You can now use GoFundMe to fundraise as a team
Popular social fundraising platform GoFundMe has just launched a new way for people to fund their endeavors. It’s called Team Fundraising, a new feature that rolls out today, allowing people to combine forces and start joint campaigns for crowd-sourced donations.
GoFundMe CEO Rob Solomon, who consistently talks about growing the “giving layer” of the Internet, says that addresses a massive new pool of prospective fundraisers and donors. It’s a tool to reach sports teams, school groups, and groups of people who want their own way to rally around a community cause or specific charity. Teams will still have a traditional GoFundMe page, but each will get a personalized link that lets the team track who has raised the most.
For some of these fundraisers, that eliminates the old model of going door-to-door to make solicitations (although that’s another important socializing experience the web just deleted). “There’s a huge amount of fundraising that happens in the offline world where kids are being asked to do somewhat ridiculous things like selling cookie dough and selling gift wrapping, and we think that’s a quaint idea,” Solomon says as one example.
In his view, people who work together on these types of campaigns often gain more motivation because they can be cooperative and competitive, and ultimately combine to raise way more money than someone might alone. “But it’s very inefficient and in the era where everyone has a mobile phone, everyone has a credit card. It’s a little bit crazy not to do all of this online.”
GoFundMe tested that idea by giving several groups early access before the formal launch. Teams of anywhere from 20 to 60 or so people have since combined to raise several thousand dollars for things like sending a cheerleading squad to nationals, or a high school science team to their own STEM-related tournament. In Boston, supporters of the It Takes A Village Foundation, created a universal page collectively to raise money for an upcoming running-for-charity event, while in Seattle over 300 supporters affiliated with the Gender Justice League combined to raise more than $45,000 toward the city’s Trans Pride Seattle celebration.

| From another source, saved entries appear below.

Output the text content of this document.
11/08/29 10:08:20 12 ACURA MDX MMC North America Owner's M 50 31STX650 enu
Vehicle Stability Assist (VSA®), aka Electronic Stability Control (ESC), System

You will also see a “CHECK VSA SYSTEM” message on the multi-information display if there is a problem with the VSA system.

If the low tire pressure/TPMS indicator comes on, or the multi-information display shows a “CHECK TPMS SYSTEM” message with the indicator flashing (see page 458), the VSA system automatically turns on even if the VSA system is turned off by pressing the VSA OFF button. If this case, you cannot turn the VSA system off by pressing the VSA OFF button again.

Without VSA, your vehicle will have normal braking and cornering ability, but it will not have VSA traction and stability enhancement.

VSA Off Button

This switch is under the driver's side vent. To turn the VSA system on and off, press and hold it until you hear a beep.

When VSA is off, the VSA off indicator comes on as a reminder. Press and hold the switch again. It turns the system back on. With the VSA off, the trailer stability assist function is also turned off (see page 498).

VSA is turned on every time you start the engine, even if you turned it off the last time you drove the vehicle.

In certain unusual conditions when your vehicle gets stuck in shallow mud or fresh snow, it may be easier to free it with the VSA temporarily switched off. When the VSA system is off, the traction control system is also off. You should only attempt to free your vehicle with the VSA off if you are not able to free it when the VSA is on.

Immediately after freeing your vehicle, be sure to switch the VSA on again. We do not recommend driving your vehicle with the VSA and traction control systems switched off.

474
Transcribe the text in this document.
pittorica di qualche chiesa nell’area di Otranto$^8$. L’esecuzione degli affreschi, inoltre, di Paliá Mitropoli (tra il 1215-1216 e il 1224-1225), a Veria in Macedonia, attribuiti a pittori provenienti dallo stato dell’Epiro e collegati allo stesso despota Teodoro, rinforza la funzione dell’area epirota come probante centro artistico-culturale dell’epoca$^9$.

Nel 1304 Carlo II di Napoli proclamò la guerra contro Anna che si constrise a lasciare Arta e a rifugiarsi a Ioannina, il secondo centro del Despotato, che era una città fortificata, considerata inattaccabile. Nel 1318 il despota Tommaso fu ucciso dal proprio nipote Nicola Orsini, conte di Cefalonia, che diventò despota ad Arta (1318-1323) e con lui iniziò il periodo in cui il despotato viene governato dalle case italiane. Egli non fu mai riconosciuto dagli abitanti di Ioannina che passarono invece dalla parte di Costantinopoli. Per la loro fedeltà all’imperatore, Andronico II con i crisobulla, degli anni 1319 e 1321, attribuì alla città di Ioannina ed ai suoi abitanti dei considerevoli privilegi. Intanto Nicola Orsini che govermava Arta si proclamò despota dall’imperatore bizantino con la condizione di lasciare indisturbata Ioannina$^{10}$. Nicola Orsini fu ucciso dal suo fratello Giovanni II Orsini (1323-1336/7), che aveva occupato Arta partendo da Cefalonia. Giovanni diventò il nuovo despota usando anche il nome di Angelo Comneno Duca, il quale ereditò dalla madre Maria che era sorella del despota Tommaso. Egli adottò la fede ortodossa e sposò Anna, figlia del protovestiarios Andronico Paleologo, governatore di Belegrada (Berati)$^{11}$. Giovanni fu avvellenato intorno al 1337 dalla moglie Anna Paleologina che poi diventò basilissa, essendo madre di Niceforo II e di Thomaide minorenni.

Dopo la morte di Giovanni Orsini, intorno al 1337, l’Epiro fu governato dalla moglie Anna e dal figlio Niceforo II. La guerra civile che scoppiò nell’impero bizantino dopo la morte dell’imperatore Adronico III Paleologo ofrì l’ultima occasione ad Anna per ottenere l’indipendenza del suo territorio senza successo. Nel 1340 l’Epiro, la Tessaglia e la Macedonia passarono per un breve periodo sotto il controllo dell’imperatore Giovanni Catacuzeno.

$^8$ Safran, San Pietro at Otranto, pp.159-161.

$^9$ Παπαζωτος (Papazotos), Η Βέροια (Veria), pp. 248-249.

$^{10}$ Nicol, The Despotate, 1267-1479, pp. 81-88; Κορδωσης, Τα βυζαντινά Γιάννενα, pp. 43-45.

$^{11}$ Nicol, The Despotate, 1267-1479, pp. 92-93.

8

On the back end, the platform is designed to help teams of all sizes coordinate their actions. There’s a fundraiser-specific dashboard that allowed everyone to easily communicate and track their campaign progress, and built-in leaderboard to encourage what a press release calls “friendly competition” among team members, who can keep track of donations tied to their individual accounts. As donations roll in, the site tracks all of the activity, so people who shared a personalized link to the larger campaign can trace back which contributors gave through it and personally thank them.
How much GoFundMe profits from all of this is unclear because the company no longer charges a dedicated service fee. It’s moved to a tip-based model, which allows donors to give extra funds to support the service, without carving a flat fee from what recipients are receiving.
Either way, recruiting new users remains key, especially as Facebook has its own network-tapping fundraising tools. “If you’re exposed to something for the first time in this team environment, we also think it’s going open up different avenues where you’re going to come back when you have to help one of your neighbors, when you have to help a friend, when you want to help your favorite nonprofit,” says Solomon.